Dadaism – An art movement formed during the first World War in reaction to the horrors and folly of the war, in which the work is often satirical and nonsensical
To remember the meaning of Dadaism, use the following mnemonic:
She said "Da da" (Dadaism), which made me laugh and made no sense because I am her grandmother.
Famous Dada pieces include:
Duchamp's "Fountain" in which he purchased a urinal from a sanitaryware supplier and signed it "R. Mutt 1917" and submitted it as an artwork. Unfortunately the original has been lost.
Max Ernst's "Celebes" (1921) is a giant mechanical elephant with a corn bin and mannequin.

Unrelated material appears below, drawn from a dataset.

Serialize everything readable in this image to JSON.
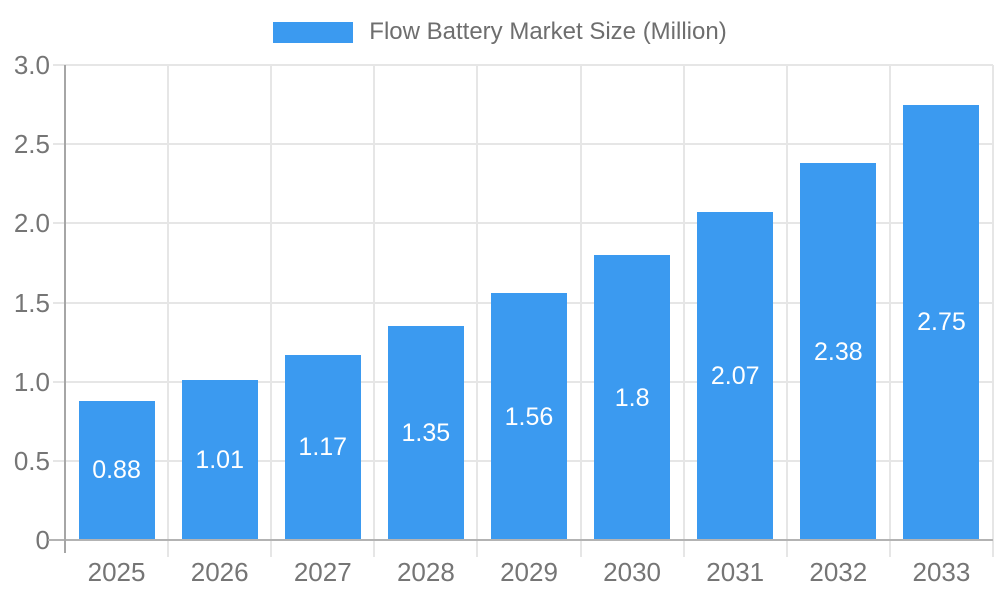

The Dada movement started as a protest against World War 1 and became a complete rejection of the prevailing standards of art. It was a movement that accepted chance and irrationality.
Dadaism encompasses so many things, but the most important thing is that it doesn't outwardly or obviously make any sense.
Here are some ideas you can try.
Stop making sense! Draw something that wouldn't make any sense, for example, an armadillo with a straw and cocktail umbrella and three holes like a coconut, in the snow.
Make a montage by cutting up newspapers and magazines.
Find a random item, sign it and call it art.
Challenge the idea of functionality. Take a photo of an object which is completely impractical for a task, for example using a daisy chain to keep a gate closed.